You could buy the consumer staples at a discount to the market. That is when we would look at those stocks. Then there will be a lot of hype about cyclical stocks, which it was towards the end of 2007 and that’s when we would be shifting into healthcare, consumer staples because they would be cheaper than the market and it does happen. So in 2010 and 2011 and partly in 2012, you are right about a lot of consumer staples and healthcare having done well.
I think a lot of people sort of hide in those stocks and things change. Markets are dynamic and eventually things revert to the mean and right now, I think a lot of people don’t think that will happen. But, based on the way we see it internally, we think that it is a good time to be in cyclical. You are getting them at very attractive valuations and if it is a metal company with a good resource base, there might be some projects which are tied up. They have spent a lot of money on projects which aren’t generating any returns because of some issue or the other. As these issues get cleared, you will get the earnings picking up, the returns on equity and so on picking up as well.
Q: For a lot of long-term India watchers, people who have money in India for long time like you have, there is a counter view that the investment cycle is still not turning and they would rather wait to see this election out of the way before which the big turn happens. Do you think there is merit in that? Do you see the election as a pivot point or the positioning should happen now and not that late?
A: I am sure, as far as in the market is concerned, different investors have different views. The way we work is typically we tend to be early. A lot of people say, we are contrarian as well. But, we tend to be early, as stocks and sectors appear attractive on our screens we slowly start moving and we don’t do it in a day.
It is a gradual process and if you look at the last couple of election results or election days, you see the markets swing in dollar terms and move 20 percent up, 20 percent down nine years ago and then 20 percent up four years ago.
Q: It is a binary event you cannot game it right?
A: Yes and the moves are quite sharp and that is the market going up or down 20 percent and within that other stocks are swinging. If people think it is a good election result and people expect domestic sector would do well on the back of it and if the markets are up 20 percent, a lot of the cyclicals would be up 25-30 percent and you cannot react.
We don’t like reacting, we try to proactively position our portfolios ahead of time. We are not a momentum investor. Yes, we make mistakes, it is not a smooth ride and there are going to be bumps along the way. Election would be interesting. It is a bit too early to talk about the election but looking ahead, it is likely to be a positive outcome in our view.
Q: What is the biggest risk according to you getting into Indian stocks right now and what really gives you sleepless nights about the large amount of money that you have positioned in India, is it a long list?
A: No not a long list.
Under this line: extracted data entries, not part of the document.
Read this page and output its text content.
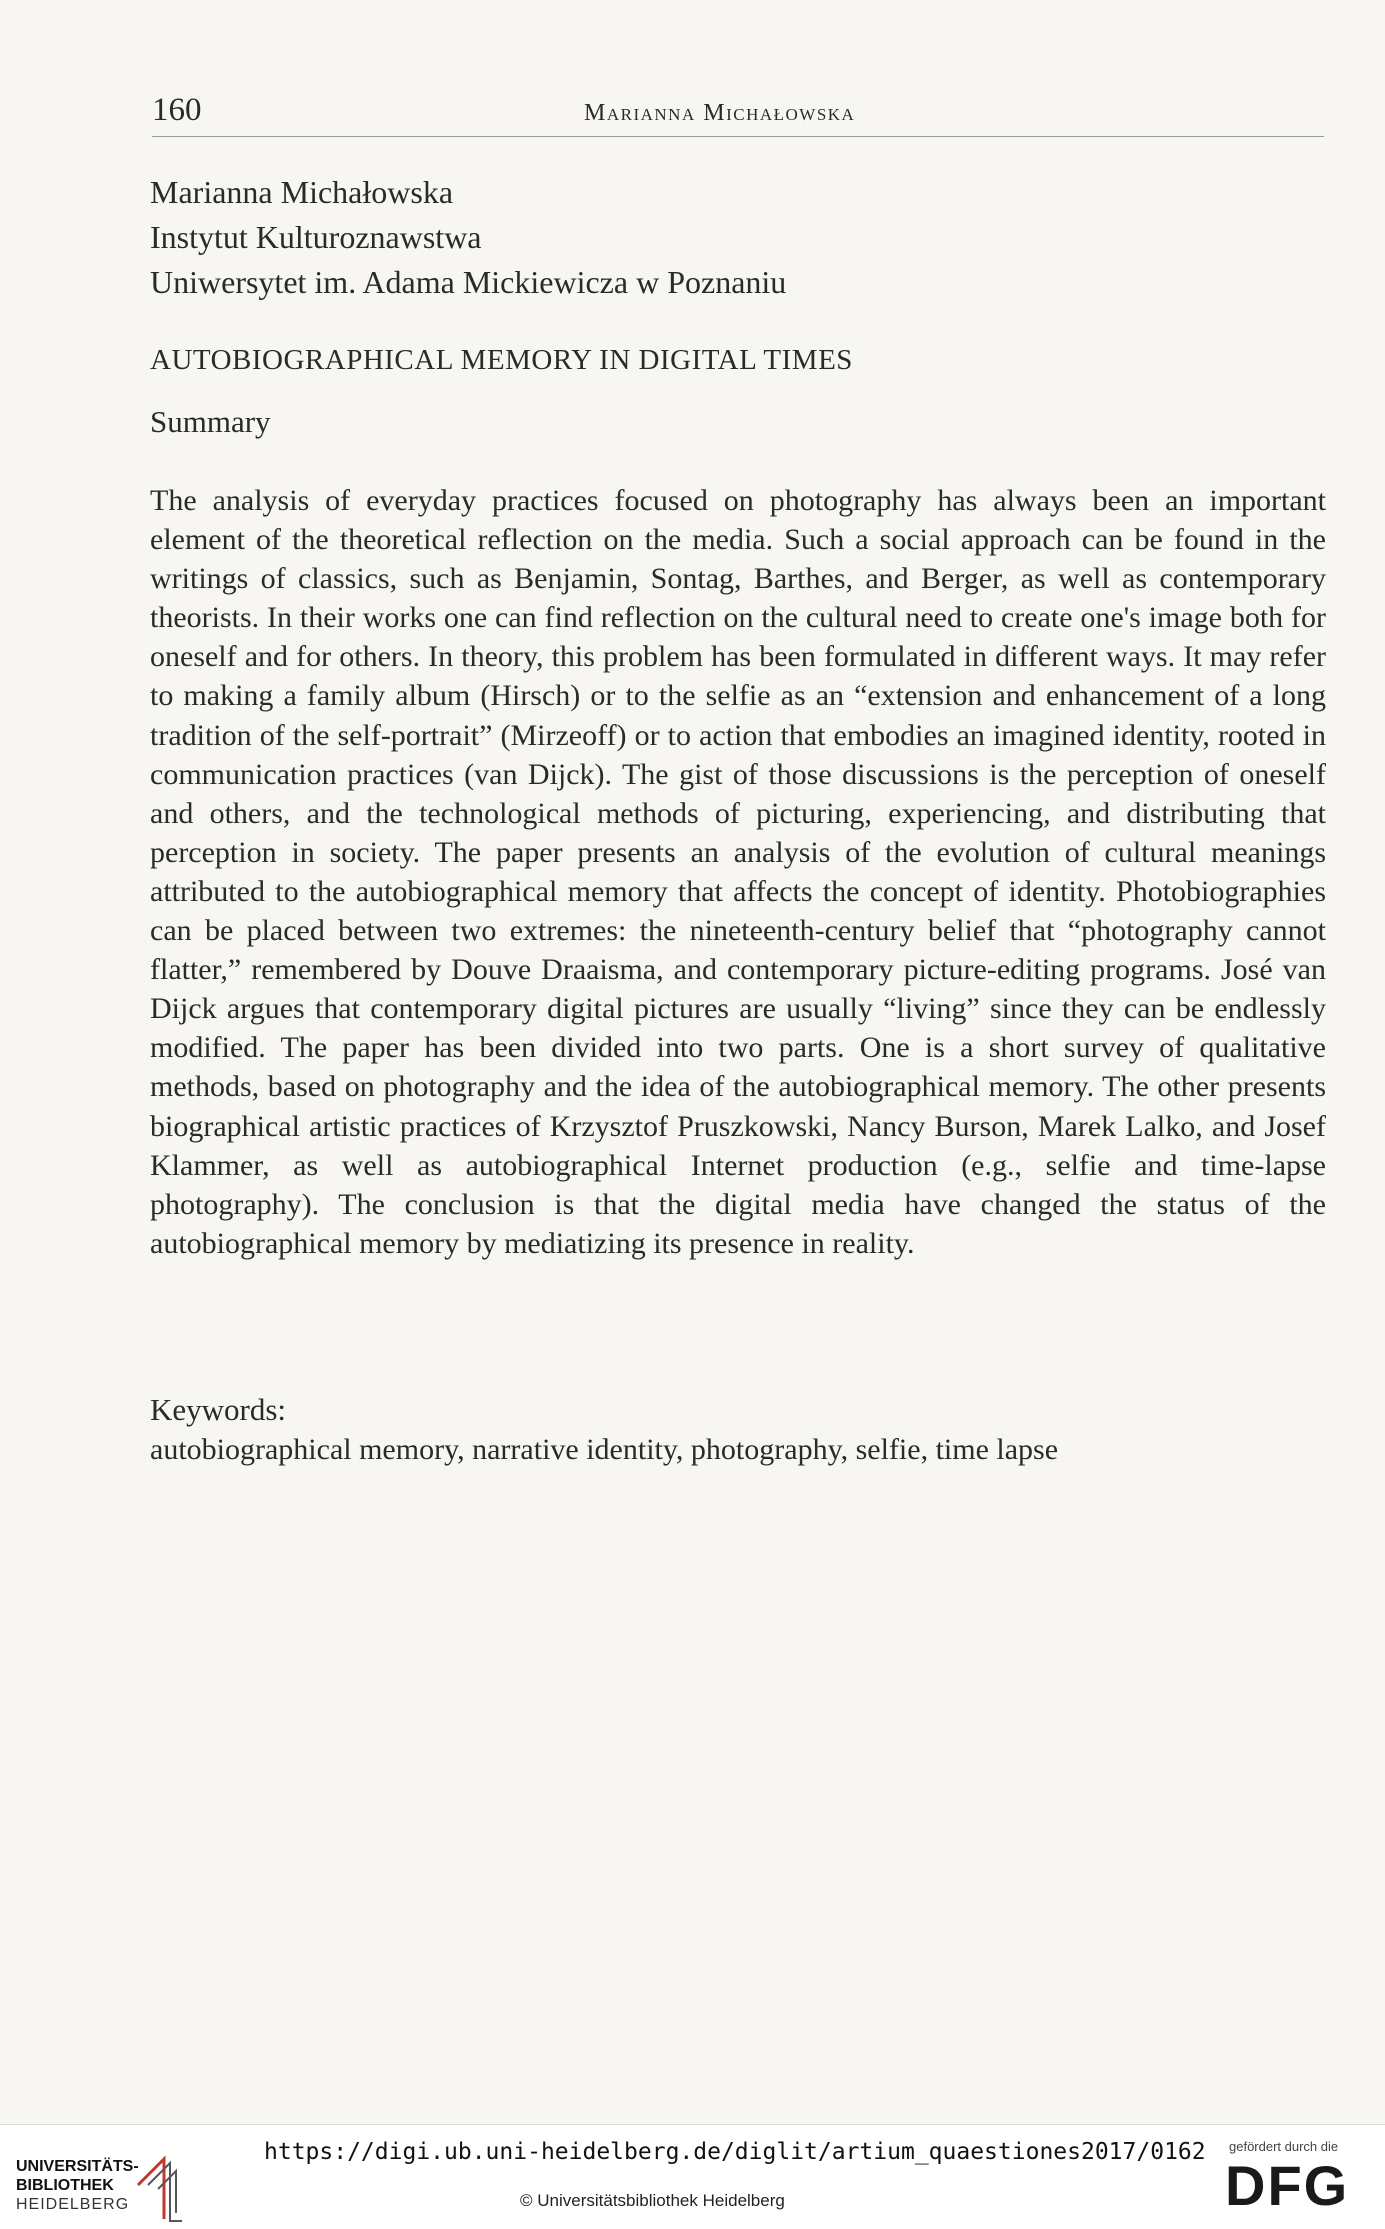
160	Marianna Michałowska
Marianna Michałowska
Instytut Kulturoznawstwa
Uniwersytet im. Adama Mickiewicza w Poznaniu
AUTOBIOGRAPHICAL MEMORY IN DIGITAL TIMES
Summary

The analysis of everyday practices focused on photography has always been an important element of the theoretical reflection on the media. Such a social approach can be found in the writings of classics, such as Benjamin, Sontag, Barthes, and Berger, as well as contemporary theorists. In their works one can find reflection on the cultural need to create one's image both for oneself and for others. In theory, this problem has been formulated in different ways. It may refer to making a family album (Hirsch) or to the selfie as an “extension and enhancement of a long tradition of the self-portrait” (Mirzeoff) or to action that embodies an imagined identity, rooted in communication practices (van Dijck). The gist of those discussions is the perception of oneself and others, and the technological methods of picturing, experiencing, and distributing that perception in society. The paper presents an analysis of the evolution of cultural meanings attributed to the autobiographical memory that affects the concept of identity. Photobiographies can be placed between two extremes: the nineteenth-century belief that “photography cannot flatter,” remembered by Douve Draaisma, and contemporary picture-editing programs. José van Dijck argues that contemporary digital pictures are usually “living” since they can be endlessly modified. The paper has been divided into two parts. One is a short survey of qualitative methods, based on photography and the idea of the autobiographical memory. The other presents biographical artistic practices of Krzysztof Pruszkowski, Nancy Burson, Marek Lalko, and Josef Klammer, as well as autobiographical Internet production (e.g., selfie and time-lapse photography). The conclusion is that the digital media have changed the status of the autobiographical memory by mediatizing its presence in reality.

Keywords:
autobiographical memory, narrative identity, photography, selfie, time lapse
UNIVERSITÄTS-
BIBLIOTHEK
HEIDELBERG
https://digi.ub.uni-heidelberg.de/diglit/artium_quaestiones2017/0162
© Universitätsbibliothek Heidelberg
gefördert durch die
DFG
The main thing for us is to ensure that India gets through a lot of these hiccups we have seen over the last two-three years and you see the government delivering on the policy front, irrespective of whichever government it is state level or central level, it should be delivering on reforms. Some of the measures are interesting. In the Railway Budget there was a proposal to link freight rates to diesel prices. At some stage they might do it with passenger fares.
However, if you try to delink the two and the government focuses on proactive policy framework, level playing field, good governance and so on and then let the foreign, domestic private sector come in and take advantage of the opportunities that exist in India.